Well, Pua wants pictures - that's my long-neglected photo blog at Buzznet with a few of my favorite pix from the schooner (it says Summer 2005 but of course it was actually Summer 2004). I am not sophisticated enough to post pictures yet - I tried that Picasa thingummy and it simply locked up my home computer when it set out looking for images. I've actually had a couple of recommendations as far as blog hosts that are more fun to play with than this one but at this point I have a feeling any blog upgrades will have to wait for the first blizzard of winter!
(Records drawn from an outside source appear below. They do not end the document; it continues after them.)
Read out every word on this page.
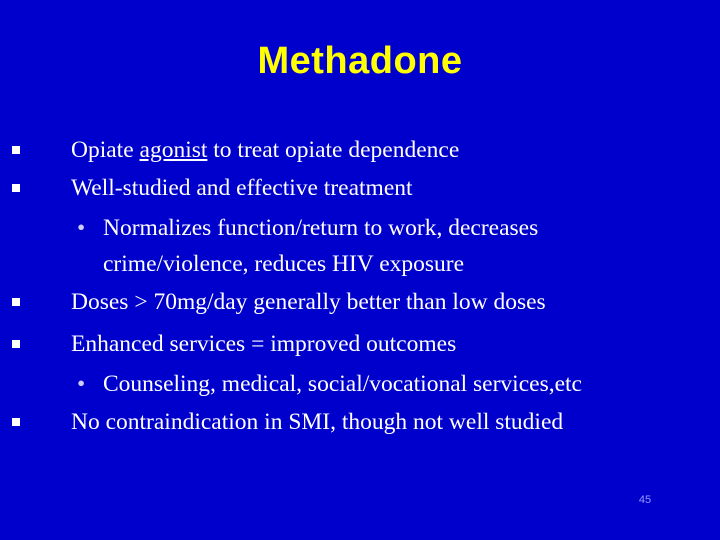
Methadone
Opiate agonist to treat opiate dependence
Well-studied and effective treatment
• Normalizes function/return to work, decreases
crime/violence, reduces HIV exposure
Doses > 70mg/day generally better than low doses
Enhanced services = improved outcomes
• Counseling, medical, social/vocational services,etc
No contraindication in SMI, though not well studied
45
These pictures, btw, were taken on one of the more stunning days we had last summer - there was this very dark cloud cover, but it was clearing over New Jersey, and when the sun dipped below the clouds it simply set everything aglow - we sell disposable cameras on the schooner, and there had been one that wasn't working so we'd held it aside, and when the light got so breathtaking, I ran down below & grabbed it because it was all too spectacular to miss. These were a few of the best but I still can't believe how many wonderful shots I got out of a cardboard throwaway - it was the light.
And here's a picture taken from another boat - probably the Adirondack II, which is actually the schooner I was on yesterday. They both spend the winter at the Scarano boatyard, where they were designed & built - the Adirondack II is based in Newport, the Adirondack is the one we at Pier 62 all think of as "our" boat. The II comes down first, we sail her out of Chelsea Piers for a couple of weeks while the weather warms up in Newport (these are warm-weather boats, very much about being outside - the coldest I ever remember being was on my first NY - Albany delivery trip - it was snowing by the time we got to Albany). Actually that was part of the reason for half the 3-Stooges stuff I mentioned - it's not just that we're all rusty (or new, we had 2 trainees yesterday), but that we're working on a boat that's laid out ever so slightly differently, riggingwise, than the one we're the most accustomed to (the Adirondack, I can close my eyes & envision almost everything about that boat in pretty good detail). So you grab for something that was in a certain place the last 5,000 times you sailed to the Statue of Liberty - and it's half a foot to the left from where your long-term memory is insisting that that particular whatever-it-is was. One thing that always gets me is the position of the winch for one of the 2 mainsail halyards - I always end up whacking my elbow on it the first time I grab that halyard during the time that we're sailing the II, there's just something about where it is relation to where the same winch is on the Adirondack that puts it right in the way of what my habituated-to-another-boat muscle memory thinks is going to be a clear path for a fast-moving funnybone. It's funny how much of a difference those little tiny differences make. ouch.
It's also funny that I personally have NEVER taken a picture of the schooner from anywhere except on deck - I had to do a Google image search under "Schooner Adirondack" to find a picture of the whole boat (there's a good one on the Scarano website but it only goes about halfway up the sails)!